Öte yandan BDDK’nin verileri de geçinemeyen halkın bulduğu çarenin özeti niteliğinde. Verilere göre yurttaşların bankalardan kullandığı tüketici kredilerinin miktarı son bir yılda yüzde 82 arttı. Kredi miktarı yaklaşık 500 milyar lira artarak 878 milyar liradan 1 trilyon 366 milyar liraya yükseldi. Son bir yılda kredilerde en büyük artış oranı yüzde 275’lik oranla taşıt kredisinde yaşandı. Haziran 2022 - Haziran 2023 tarihleri arasında bankalardan kullanılan toplam ihtiyaç kredisi miktarı 521 milyar liradan 851 milyar liraya çıktı. Konut kredisi yüzde 29,6 artışla 334 milyar liradan 434 milyar liraya, taşıt kredisi ise 21 milyar liradan artışla 80 milyar liraya yükseldi. Bireysel kredi kartı harcamaları da yüzde 172 artışla 265 milyar liradan 721 milyar liraya çıktı. Türkiye Bankalar Birliği Risk Merkezi verilerine göre, Mart 2023 itibariyle bireysel kredi kullanan kişi sayısı (takipteki krediler hariç) son bir yılda 2,1 milyon kişi artarak 38,5 milyon kişi olurken, ortalama kredi bakiyesi ise 49 bin TL düzeyinde gerçekleşti. Mart ayında 173 bin kişi ilk defa kredi kartı, 170 bin kişi ise ilk defa tüketici kredisi kullandı. 

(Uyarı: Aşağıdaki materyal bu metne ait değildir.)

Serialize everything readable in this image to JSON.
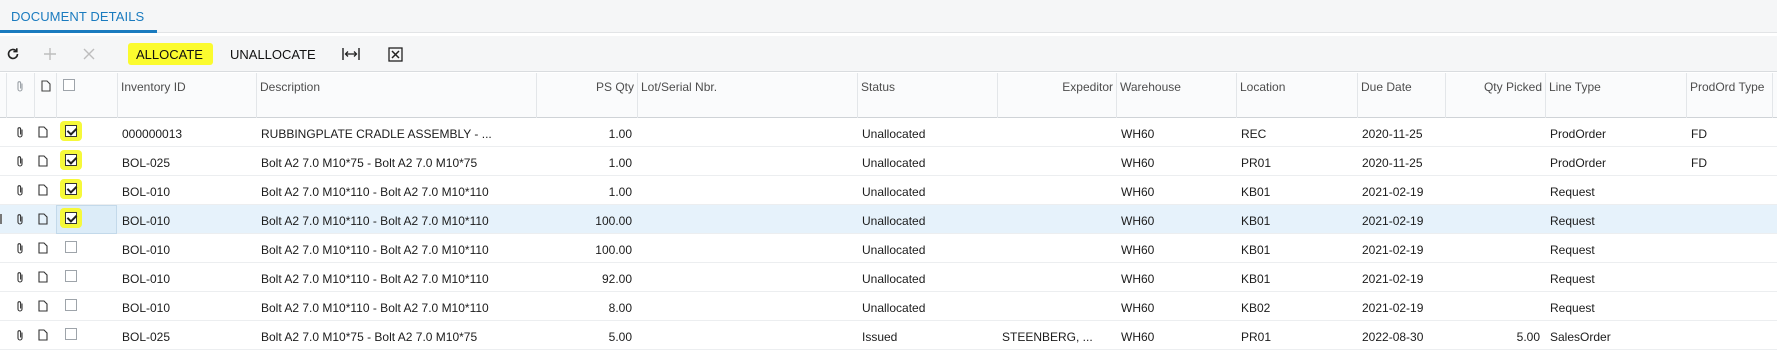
{
  "tab": {
    "label": "DOCUMENT DETAILS"
  },
  "toolbar": {
    "refresh_icon": "refresh-icon",
    "add_icon": "plus-icon",
    "delete_icon": "close-icon",
    "allocate_label": "ALLOCATE",
    "unallocate_label": "UNALLOCATE",
    "fit_icon": "fit-columns-icon",
    "excel_icon": "excel-export-icon",
    "highlight_color": "#fbfb2e"
  },
  "columns": {
    "inventory_id": "Inventory ID",
    "description": "Description",
    "ps_qty": "PS Qty",
    "lot_serial": "Lot/Serial Nbr.",
    "status": "Status",
    "expeditor": "Expeditor",
    "warehouse": "Warehouse",
    "location": "Location",
    "due_date": "Due Date",
    "qty_picked": "Qty Picked",
    "line_type": "Line Type",
    "prodord_type": "ProdOrd Type"
  },
  "rows": [
    {
      "checked": true,
      "highlighted": true,
      "inventory_id": "000000013",
      "description": "RUBBINGPLATE CRADLE ASSEMBLY - ...",
      "ps_qty": "1.00",
      "lot_serial": "",
      "status": "Unallocated",
      "expeditor": "",
      "warehouse": "WH60",
      "location": "REC",
      "due_date": "2020-11-25",
      "qty_picked": "",
      "line_type": "ProdOrder",
      "prodord_type": "FD"
    },
    {
      "checked": true,
      "highlighted": true,
      "inventory_id": "BOL-025",
      "description": "Bolt A2 7.0 M10*75 - Bolt A2 7.0 M10*75",
      "ps_qty": "1.00",
      "lot_serial": "",
      "status": "Unallocated",
      "expeditor": "",
      "warehouse": "WH60",
      "location": "PR01",
      "due_date": "2020-11-25",
      "qty_picked": "",
      "line_type": "ProdOrder",
      "prodord_type": "FD"
    },
    {
      "checked": true,
      "highlighted": true,
      "inventory_id": "BOL-010",
      "description": "Bolt A2 7.0 M10*110 - Bolt A2 7.0 M10*110",
      "ps_qty": "1.00",
      "lot_serial": "",
      "status": "Unallocated",
      "expeditor": "",
      "warehouse": "WH60",
      "location": "KB01",
      "due_date": "2021-02-19",
      "qty_picked": "",
      "line_type": "Request",
      "prodord_type": ""
    },
    {
      "checked": true,
      "highlighted": true,
      "inventory_id": "BOL-010",
      "description": "Bolt A2 7.0 M10*110 - Bolt A2 7.0 M10*110",
      "ps_qty": "100.00",
      "lot_serial": "",
      "status": "Unallocated",
      "expeditor": "",
      "warehouse": "WH60",
      "location": "KB01",
      "due_date": "2021-02-19",
      "qty_picked": "",
      "line_type": "Request",
      "prodord_type": ""
    },
    {
      "checked": false,
      "highlighted": false,
      "inventory_id": "BOL-010",
      "description": "Bolt A2 7.0 M10*110 - Bolt A2 7.0 M10*110",
      "ps_qty": "100.00",
      "lot_serial": "",
      "status": "Unallocated",
      "expeditor": "",
      "warehouse": "WH60",
      "location": "KB01",
      "due_date": "2021-02-19",
      "qty_picked": "",
      "line_type": "Request",
      "prodord_type": ""
    },
    {
      "checked": false,
      "highlighted": false,
      "inventory_id": "BOL-010",
      "description": "Bolt A2 7.0 M10*110 - Bolt A2 7.0 M10*110",
      "ps_qty": "92.00",
      "lot_serial": "",
      "status": "Unallocated",
      "expeditor": "",
      "warehouse": "WH60",
      "location": "KB01",
      "due_date": "2021-02-19",
      "qty_picked": "",
      "line_type": "Request",
      "prodord_type": ""
    },
    {
      "checked": false,
      "highlighted": false,
      "inventory_id": "BOL-010",
      "description": "Bolt A2 7.0 M10*110 - Bolt A2 7.0 M10*110",
      "ps_qty": "8.00",
      "lot_serial": "",
      "status": "Unallocated",
      "expeditor": "",
      "warehouse": "WH60",
      "location": "KB02",
      "due_date": "2021-02-19",
      "qty_picked": "",
      "line_type": "Request",
      "prodord_type": ""
    },
    {
      "checked": false,
      "highlighted": false,
      "inventory_id": "BOL-025",
      "description": "Bolt A2 7.0 M10*75 - Bolt A2 7.0 M10*75",
      "ps_qty": "5.00",
      "lot_serial": "",
      "status": "Issued",
      "expeditor": "STEENBERG, ...",
      "warehouse": "WH60",
      "location": "PR01",
      "due_date": "2022-08-30",
      "qty_picked": "5.00",
      "line_type": "SalesOrder",
      "prodord_type": ""
    }
  ],
  "selected_row": 3
}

CUMHURBAŞKANI YARDIMCISI’NDAN İTİRAF

Cumhurbaşkanı Yardımcısı Cevdet Yılmaz, ekonomideki kötü gidişata dair itiraf niteliğinde açıklamalarda bulundu. Hane halkının en büyük sorununun ‘gıda, kira ve enerji gibi başlıklar’ olduğunu dile getiren Yılmaz, tarım ve gıdanın stratejik bir sektör olduğunu, birçok farklı alanı içermesi dolayısıyla çok kapsamlı olarak ele alınacağını kaydetti. CNN Türk’e konuşan Yılmaz, şunları söyledi: “Enflasyonda tek haneli rakamlara kısa sürede ulaşılamaz. Tek başına enflasyon her şeydir diye baktığınızda çok kısa sürede de bir şeyler yaparsınız ama diğer alanları kırar dökersiniz. Bir taraftan da istihdam, büyüme ve sosyal dengeler var. Belli bir süreç içinde, iyi bir süreç yönetimi ile enflasyonu aşağılara çekeceğiz.”